Quello che ci "separa" dalle belve e dalle scimmie gesticolanti dell'inizio è una effimera scintilla di ragione, che non ci appartiene fino in fondo, visto che il volto angelico di Cillian Murphy può trasformarsi a torso nudo (come quello dei primati) in una spietata ed incontrollabile "bestia" con raziocinio, più temibile che gli infettati stessi.

Boyle e Garland si divertono inoltre a sottintendere l'uso delle droghe leggere (Hannah che chiede del valium al padre per poter dormire, oppure le varie pillole che si prendono per non "sentire" e "vedere") che in fondo portano a quella inquietante situazione di "dormiveglia" dalla quale non riusciremo più a liberarci per tutto il film.

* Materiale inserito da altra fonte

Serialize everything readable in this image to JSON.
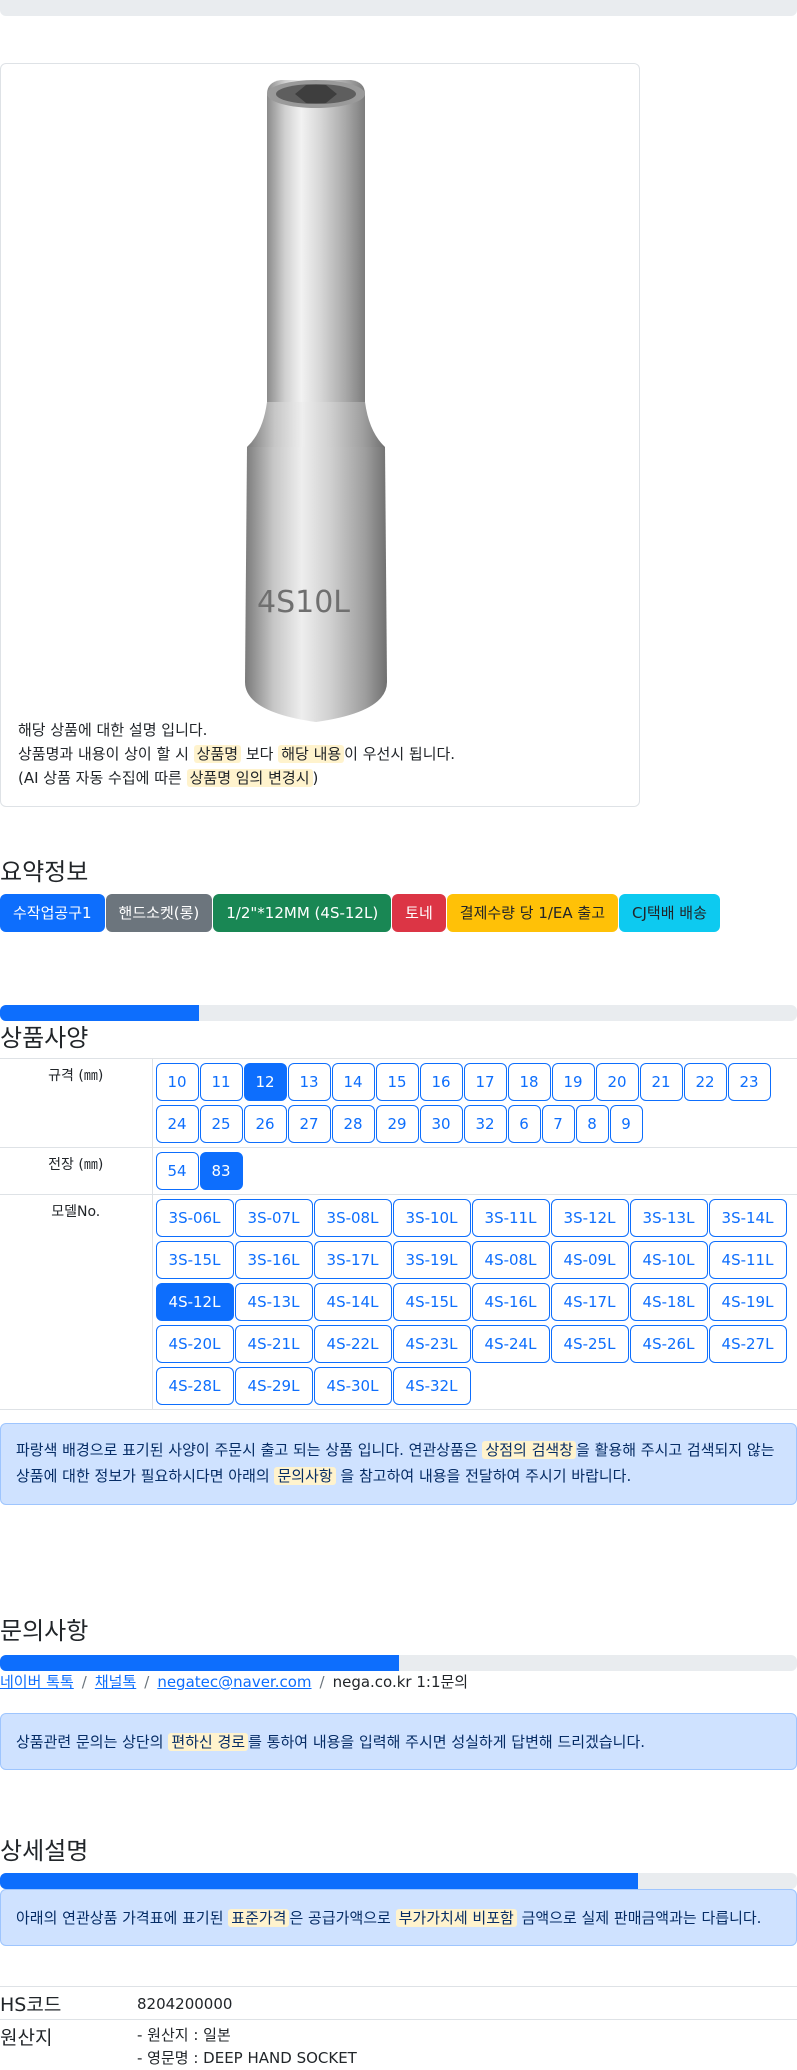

Una pellicola che fissa un limite, il limite del piacere di andare finalmente al cinema, di vederlo, in trance, e di parlarne. Una film ricco, stratificato, emozionante, con il coraggio di andare fino in fondo, non "originale" ma stranamente perfetto questo sì, plasma un intero genere, strutture, impressioni. È bello e funzionale, un capolavoro tra qualche anno sicuramente, diamo(ci) il tempo di "assimilarlo".